Regardless of whether your Wish List items will ever be purchased, grooming is a crucial and rewarding component of the Wish List experience; there is an unspoken but critical obligation to trim the fat on occasion. Many items are deleted because they are mere passing fancies in the first place, impulsive additions with no lasting appeal. Others are removed for more self-conscious or even political reasons:

Paris Hilton’s Stars Are Blind CD single? DELETE. Unknowing visitors might not grasp that this item is on display for purely anthropological reasons.

The Star Wars Trilogy DVD set collecting the unaltered theatrical cuts? DELETE. Nobody finds your righteous indignation impressive; these movies always sucked.

That Hulk Hogan: The Ultimate Anthology DVD? DELETE. The Wish List novice is unlikely to realize that this is an ironic posting. (Or maybe it’s not; perhaps balding superheroes with orange tans, roid rage, and yellow underwear are among your more earnest passions.)

The Harry Potter Nimbus 2000 Broom with special vibrating action which sparked a flurry of very enthusiastic consumer reviews? BUY. We all need a little magic in our lives.

The Snakes On a Plane DVD? DELETE. Before the film hit theaters, it was cool to be in on the joke; if you purchase the DVD, you are a joke.

Frank Miller’s Sin City (Recut, Extended, Unrated)? DELETE. We all enjoy the Repressed Homosexual Longing genre, but surely Hemingway would be a better choice?
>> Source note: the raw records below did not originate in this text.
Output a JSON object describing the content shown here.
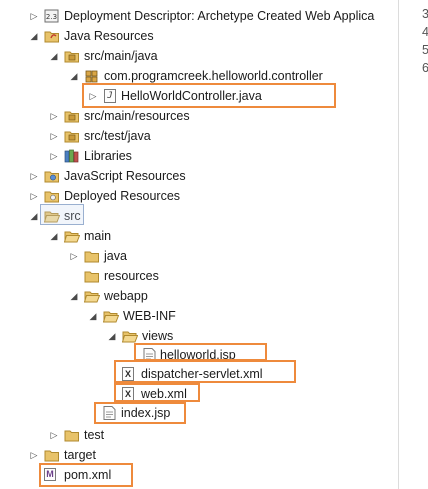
{
  "line_numbers": [
    "3",
    "4",
    "5",
    "6"
  ],
  "tree": {
    "deployment_descriptor": "Deployment Descriptor: Archetype Created Web Applica",
    "java_resources": "Java Resources",
    "src_main_java": "src/main/java",
    "package": "com.programcreek.helloworld.controller",
    "controller_file": "HelloWorldController.java",
    "src_main_resources": "src/main/resources",
    "src_test_java": "src/test/java",
    "libraries": "Libraries",
    "javascript_resources": "JavaScript Resources",
    "deployed_resources": "Deployed Resources",
    "src": "src",
    "main": "main",
    "java": "java",
    "resources": "resources",
    "webapp": "webapp",
    "web_inf": "WEB-INF",
    "views": "views",
    "helloworld_jsp": "helloworld.jsp",
    "dispatcher_xml": "dispatcher-servlet.xml",
    "web_xml": "web.xml",
    "index_jsp": "index.jsp",
    "test": "test",
    "target": "target",
    "pom_xml": "pom.xml"
  },
  "colors": {
    "highlight": "#ee8a3c",
    "folder": "#e8c36a",
    "folder_stroke": "#b08a2e"
  }
}
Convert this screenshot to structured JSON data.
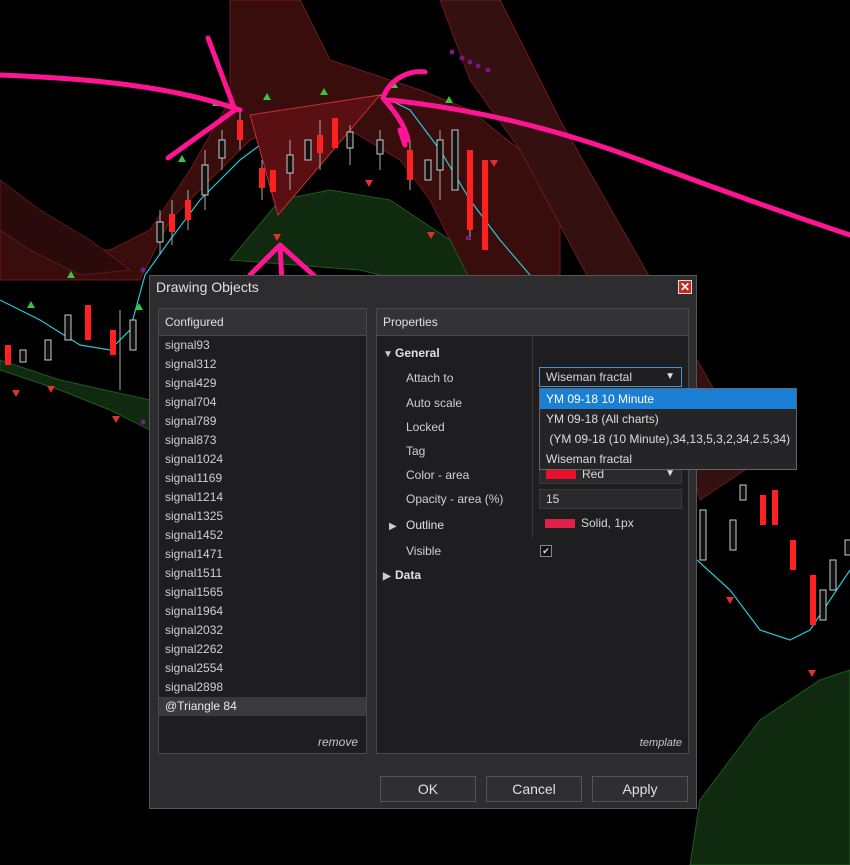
{
  "dialog": {
    "title": "Drawing Objects",
    "close_glyph": "✕",
    "configured_header": "Configured",
    "configured_items": [
      "signal93",
      "signal312",
      "signal429",
      "signal704",
      "signal789",
      "signal873",
      "signal1024",
      "signal1169",
      "signal1214",
      "signal1325",
      "signal1452",
      "signal1471",
      "signal1511",
      "signal1565",
      "signal1964",
      "signal2032",
      "signal2262",
      "signal2554",
      "signal2898",
      "@Triangle 84"
    ],
    "remove_label": "remove",
    "properties_header": "Properties",
    "general_label": "General",
    "data_label": "Data",
    "props": {
      "attach_to_label": "Attach to",
      "attach_to_value": "Wiseman fractal",
      "auto_scale_label": "Auto scale",
      "locked_label": "Locked",
      "tag_label": "Tag",
      "color_area_label": "Color - area",
      "color_area_value": "Red",
      "opacity_label": "Opacity - area (%)",
      "opacity_value": "15",
      "outline_label": "Outline",
      "outline_value": "Solid, 1px",
      "visible_label": "Visible",
      "visible_check": "✔"
    },
    "template_label": "template",
    "ok_label": "OK",
    "cancel_label": "Cancel",
    "apply_label": "Apply",
    "dropdown_options": [
      "YM 09-18 10 Minute",
      "YM 09-18 (All charts)",
      " (YM 09-18 (10 Minute),34,13,5,3,2,34,2.5,34)",
      "Wiseman fractal"
    ]
  },
  "colors": {
    "accent": "#1c7fd6",
    "outline_swatch": "#e0224a",
    "area_swatch": "#e8102a",
    "annotation": "#ff1493"
  }
}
That 20th-anniversary Japanese import Optimus Prime toy that costs more than you earned in a week at your first job? BUY. While you should always keep the social networking qualities of the Wish List in mind, and while it’s true that no one will have sex with you once they see Prime on your Wish List, Optimus Prime’s death was the Kennedy assassination of the ’80s; he deserves the love.

Or perhaps you simply trim the fat because you feel a neurotic need to tidy up, as I do. I am a conspicuous consumer who has single-handedly crippled entire terrorist cells via my patriotic purchasing of unnecessary material goods, but I am also compulsive when it comes to purging; I get nearly as powerful an endorphin rush from ridding myself of goods as I do from buying them. The Wish List presents a unique opportunity to experience the relief and thrill of getting rid of material goods without having purchased them in the first place.

Someday, MySpace and its ilk will be ground to dust in the mighty gears of the Wish List Revolution, and all will see them for the irrelevant, inadequate fads they’ve always been, and all will celebrate the glory and unparalleled genius of the ACME of social networking websites: the Amazon.com Wish List. I can only hope and pray that on that beautiful day, my prophetic vision will be remembered and honored. In the meantime, I offer a conclusion in two parts. First, Jim Morrison, had he lived, would have produced one pretentious, unwieldy mess of a Wish List. Second, and more important, I really, really want that Hulk Hogan DVD.